Chociaż niestrudzony badacz zamachu smoleńskiego napisał, że opracowanie prof. G. Kowaleczki krytycznie ocenili Nowaczyk i Jorgensen to niewątpliwie najpłodniejsza krytyką tego opracowania może pochwalić się nasz kolega bloger S24 ale o tym na końcu.
Nowaczyka - o czym wszyscy bywalcu S24 wiedzą - znam więc odpowiedzialnie mogę napisać, że jego krytyczna ocena niemal gwarantuje merytoryczną poprawność opracowania GK.

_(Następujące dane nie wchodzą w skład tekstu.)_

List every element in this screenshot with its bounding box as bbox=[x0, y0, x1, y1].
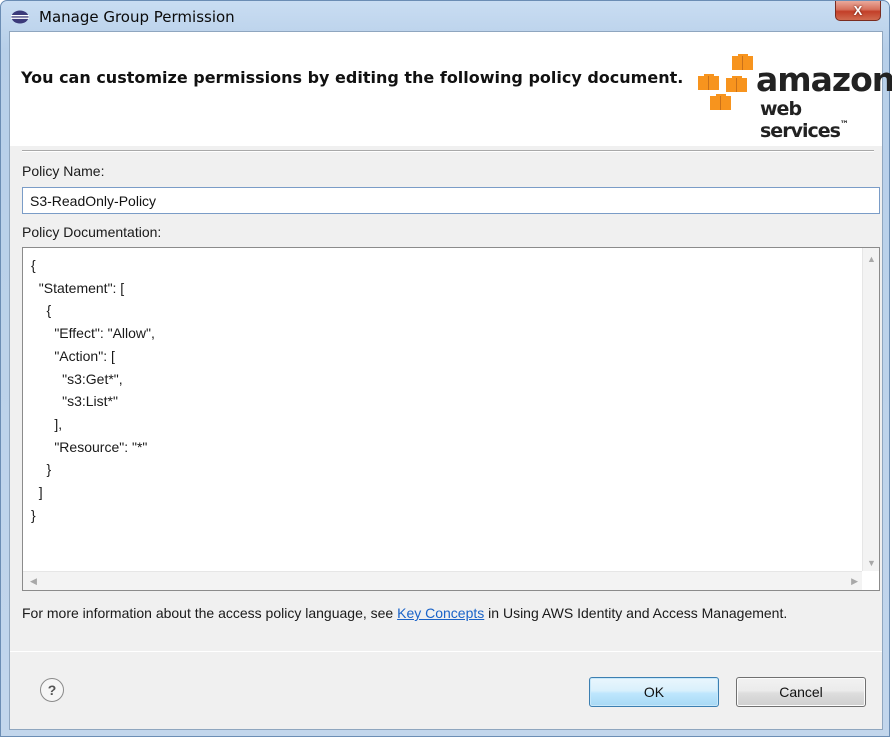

Podobnie było z Jorgensenem, który - podobnie jak Nowaczyk, nie rozróżniał kątów pochylenia, wznoszenia i natarcia a kiedy zaczął rozróżniać to Nowaczyk wywalił go z podkomisji przywracając w ten sposób jej wyrównany poziom.
Listę pominiętych przez Niegracza rozpocznę od niego samego. Wśród jego bezsensownych dzieł matematyczno-fizycznych nie mogło zabraknąć ustosunkowania się do opracowania prof. Kowaleczki, choć - jak w każdym z innych przypadków - wystarczało aby spróbował zorientować się, o czym zamierza pisać. W tym przypadku wystarczało obejrzeć wykres prędkości przyrządowej z 07.04 umieszczony w raporcie MAK na Rys. 47, oraz wrócić do wspomnień uczestników podróży do Smoleńska z Tuskiem, z których większość przecież żyje i żaden nie wspomina o wybuchach hamujących lot.
Jednakowoż nawybitniejszym pominiętym jest inny nasz kolega bloger, którego opracowanie Kowaleczki zainspirowało do dokonania takich między innymi odkryć matematycznych:
"Nie istnieje zapis ∫dx",
"Wyciągać można stałą, ale nie funkcję ∫1*1dx=1*∫1dx ale ≠ ∫dx",
"Całkowanie nie tworzy grupy multiplikatywnej.Taka grupa to np. 1*∫1dx",
"Jak ogarniesz tę tajemną dla ciebie wiedzę że 1 może nie być =1 , to daj znać".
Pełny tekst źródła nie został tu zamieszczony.